Fatigue remains an issue for the now 14-year-old Zeffen, as his stints on the soccer field are often limited. However, he remains determined to regain his old form, driven in part by the success of his younger sister Zetta.
“Before I had cancer I thought that I was the best soccer player in the world,” Zeffen says. “Now my sister, she’s better than me.

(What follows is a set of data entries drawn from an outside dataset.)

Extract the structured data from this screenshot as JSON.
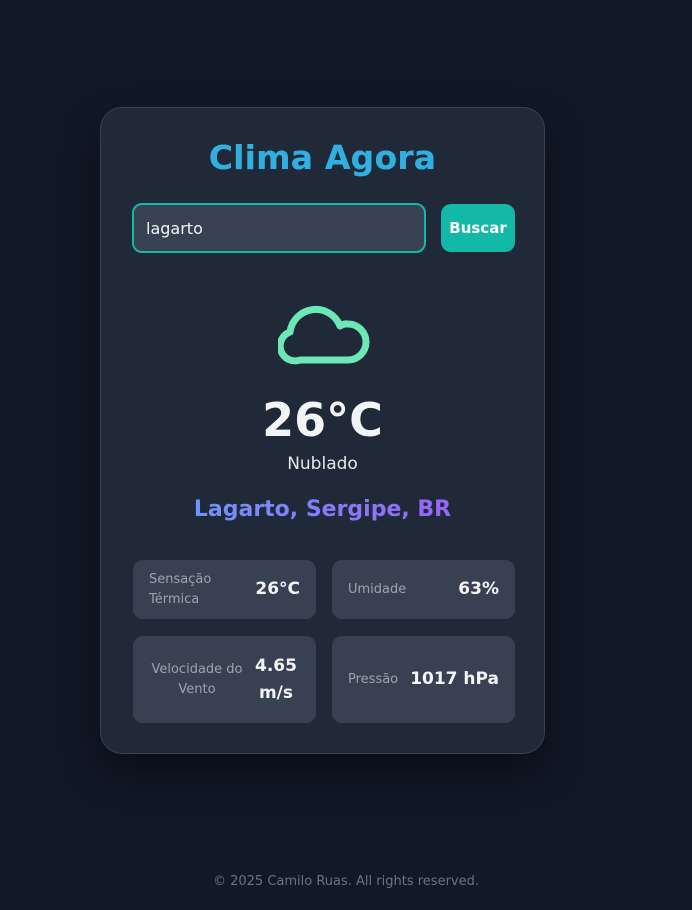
{
  "app": {
    "title": "Clima Agora"
  },
  "search": {
    "value": "lagarto",
    "placeholder": "",
    "button_label": "Buscar"
  },
  "weather": {
    "icon": "cloud-icon",
    "temperature": "26°C",
    "condition": "Nublado",
    "location": "Lagarto, Sergipe, BR"
  },
  "stats": {
    "feels_like": {
      "label": "Sensação Térmica",
      "value": "26°C"
    },
    "humidity": {
      "label": "Umidade",
      "value": "63%"
    },
    "wind_speed": {
      "label": "Velocidade do Vento",
      "value": "4.65 m/s"
    },
    "pressure": {
      "label": "Pressão",
      "value": "1017 hPa"
    }
  },
  "footer": {
    "text": "© 2025 Camilo Ruas. All rights reserved."
  },
  "colors": {
    "background": "#111827",
    "card": "#1f2937",
    "accent": "#14b8a6",
    "title": "#2fb0e0",
    "icon": "#6ee7b7",
    "location_gradient_start": "#60a5fa",
    "location_gradient_end": "#a855f7"
  }
}
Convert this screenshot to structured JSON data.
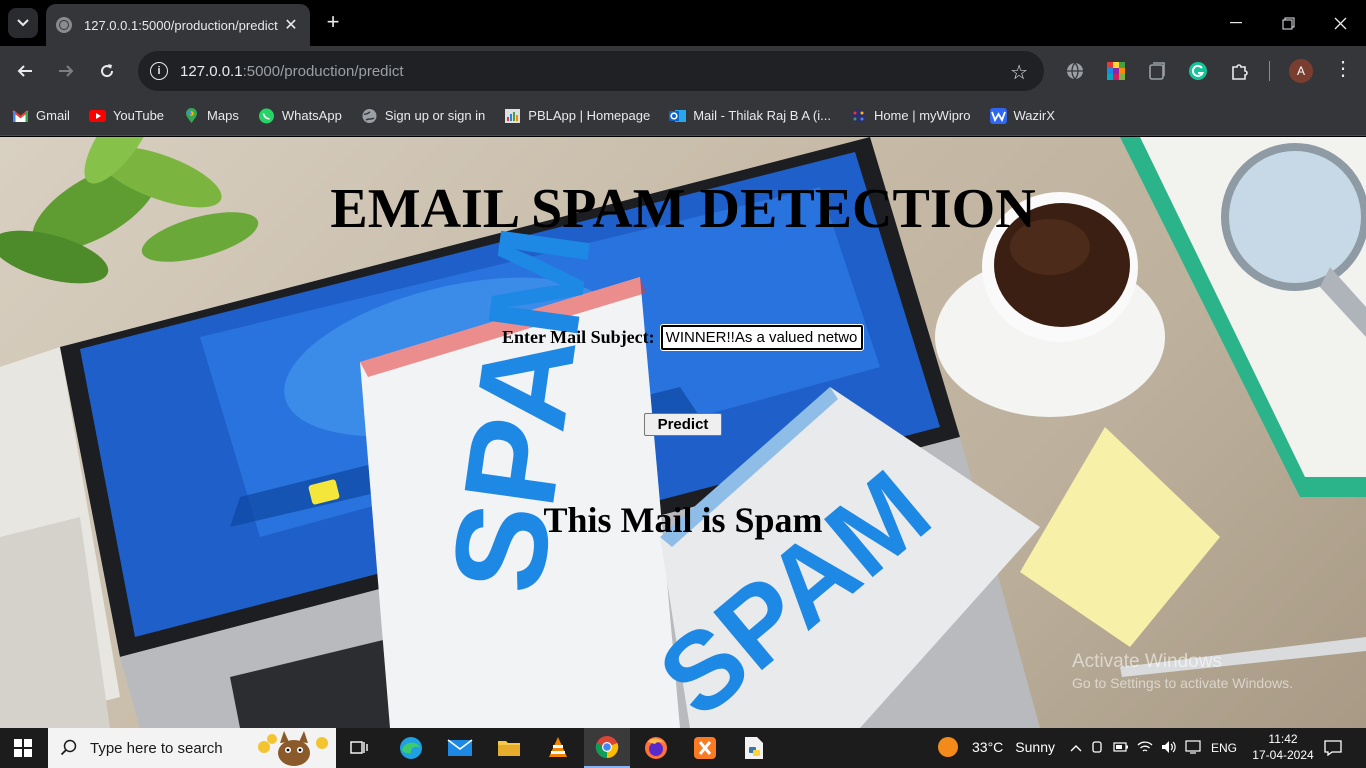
{
  "browser": {
    "tab_title": "127.0.0.1:5000/production/predict",
    "url_host": "127.0.0.1",
    "url_rest": ":5000/production/predict",
    "profile_initial": "A"
  },
  "bookmarks": [
    {
      "label": "Gmail",
      "icon": "gmail-icon",
      "color": "#ea4335"
    },
    {
      "label": "YouTube",
      "icon": "youtube-icon",
      "color": "#ff0000"
    },
    {
      "label": "Maps",
      "icon": "maps-icon",
      "color": "#34a853"
    },
    {
      "label": "WhatsApp",
      "icon": "whatsapp-icon",
      "color": "#25d366"
    },
    {
      "label": "Sign up or sign in",
      "icon": "globe-icon",
      "color": "#9aa0a6"
    },
    {
      "label": "PBLApp | Homepage",
      "icon": "pblapp-icon",
      "color": "#d0d0d0"
    },
    {
      "label": "Mail - Thilak Raj B A (i...",
      "icon": "outlook-icon",
      "color": "#0a64c9"
    },
    {
      "label": "Home | myWipro",
      "icon": "wipro-icon",
      "color": "#5b5bd6"
    },
    {
      "label": "WazirX",
      "icon": "wazirx-icon",
      "color": "#3067f0"
    }
  ],
  "page": {
    "title": "EMAIL SPAM DETECTION",
    "subject_label": "Enter Mail Subject:",
    "subject_value": "WINNER!!As a valued netwo",
    "predict_label": "Predict",
    "result": "This Mail is Spam"
  },
  "watermark": {
    "line1": "Activate Windows",
    "line2": "Go to Settings to activate Windows."
  },
  "taskbar": {
    "search_placeholder": "Type here to search",
    "weather_temp": "33°C",
    "weather_desc": "Sunny",
    "language": "ENG",
    "time": "11:42",
    "date": "17-04-2024"
  }
}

And the only way I’m going to change that is by working hard.”
Zetta introduced her brother to Schwan’s USA CUP after competing in last year’s tournament, a fact that eventually motivated Zeffen to take part as well.
But while his Brainerd club won’t be sending a team to Blaine this year, Zeffen found help in the form of USA CUP’s guest player program, designed to help place players from around the world on teams competing in the tournament.
Now, Zeffen will join a new club, as he takes the field with Brazilian side Rio de Janeiro Select, representing the home country of his favorite professional soccer player, Rafael de Silva of Manchester United.
“It’s very exciting,” Zeffen said. “It’s cool to play with a country that has one of my favorite players from one of my favorite teams.”
And while Zeffen may always be considered small at just 4-foot-10, the treatments that saved his life have done little to quench his ambitions as a soccer player.
“That’s not going to come,” Rod says, referring to his son’s diminutive stature. “But if you look at someone like Messi who’s only 6 inches taller than that; well [Messi] is quite the package.”
In fact, the celebrated Argentine forward isn’t the only soccer star on the world stage to field questions about his stature.
A list of the world’s best would be incomplete without players like Messi, teammate Xavi Hernandez, Manchester United star Wayne Rooney, crosstown rival Sergio Aguero of Manchester City and gifted Argentinian forward Neymar, all of whom have Zeffen beat by only a few inches, standing at an aggregate height of just 5 feet 8 inches.
“Soccer is a very equalizing sport,” Rod says, a fact that continues to drive his young son.
Zeffen was inspired by his father to take up a job as a referee as well, where he continues to stay involved, even when his health limits his on-field aspirations.
“I still enjoy playing, but [refereeing] still doesn’t take as much energy,” Zeffen said.
And while Zeffen still carries radiation’s scars, the energetic striker and aspiring referee continues to prove that, in soccer, size is just a number.